What (actually) happens, when a function with the warning "control reaches end of non-void function" is called?

Question

I know what this message means, I just wondered why it is not an error message, but just a warning?

What happens in this case? For example, suppose I have a function

int f()
{
}

and what happens when I call it?
Does the compiler adds returning of "non-initialized" int in this case?
Or the missing return could cause stack corruption?
Or it's (absolutely) undefined behavior ?

_{Tested with gcc 4.1.2 and 4.4.3}

---

EDIT: Reading the answers I understand one thing, reading the comments - another..

OK, let's summarize: it's undefined behavior. Then, this means, that it is possible to result in stack corruption, right? (it even means, that my computer may start throwing rotten tomatoes over me through the mic jack, screaming - "what have you done???").

But if so, then why the top answer here says, that stack corruption can't happen and, in the same time, that the behaviour is undefined?

And undefined in respect to? The caller, that tries to use the "not returned value", or just the end of the function is undefined, if it must return value, but it doesn't?

Or it's not undefined behavior, and just the user, who tries to use the value (that is not returned, d'oh!) will "receive" undefined value? In other words - just some garbage value and nothing more can happen?

Answer 1

A: No, the missing return would not cause stack corruption

A: Yes, the behavior would be "undefined" if the caller tried to read and/or use the (undefined!) return value.

PS:

Here's a citation for C++:

C++03 §6.6.3/2:

Flowing off the end of a function is equivalent to a return with no value; this results in undefined behavior in a value-returning function.

Answer 2

You asked about both C and C++. The rules are different in the two languages.

In C, the behavior is undefined only if the caller attempts to use the value returned by the function.
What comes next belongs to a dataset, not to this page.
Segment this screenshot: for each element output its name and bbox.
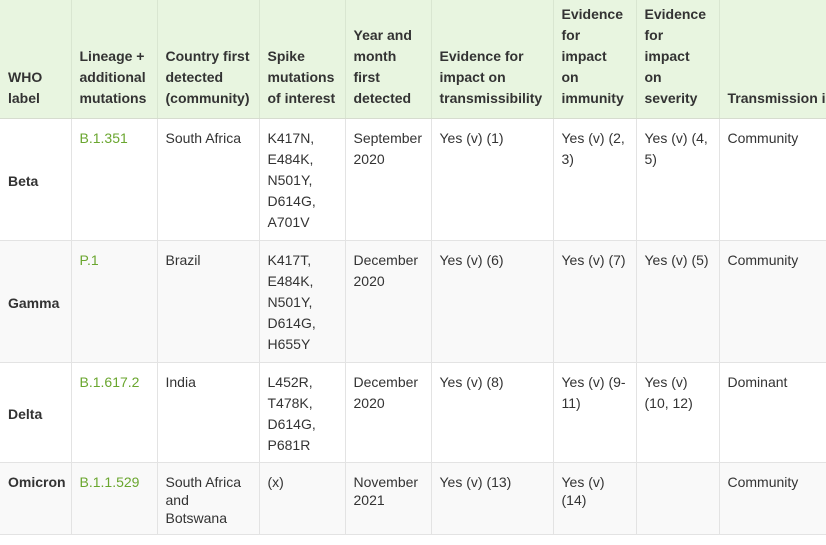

If you have:

int func(void) {
    /* no return statement */
}

...

func();

then the behavior is well defined.

In C++, the behavior is undefined (if the function is called at all) whether the caller attempts to use the result or not. (This is for historical reasons; pre-ANSI C didn't have the void keyword, and functions that were not intended to return a value were commonly defined (implicitly) to return int.)

John Bode's answer already quoted the N1570 draft of the 2011 ISO C standard, 6.9.1p12:

If the } that terminates a function is reached, and the value of the function call is used by the caller, the behavior is undefined.

And paulsm4 cited the C++ standard; quoting the latest 2011 version, 6.6.3p2:

Flowing off the end of a function is equivalent to a return with no value; this results in undefined behavior in a value-returning function.

The historical reasons that led to C permitting a value-returning function to fail to return a value, as long as the value is not used by the caller, do not apply to C++, whose design was not as strongly influenced by the need to avoid breaking old (pre-ANSI C) code.

In both C (starting with C99) and C++, the main function is a special case; reaching the closing } of main without executing a return is equivalent to a return 0;. (C permits main to return an implementation-defined type other than int; in that (rare) case, falling off the end returns an unspecified termination status to the host environment.)

Of course omitting the return statement from a value-returning function, or having a possible execution path that doesn't reach a return statement, is a bad idea. It makes sense only in ancient legacy C code that uses int as a stand-in for void, and in main (though even for main, I personally like to have an explicit return 0;).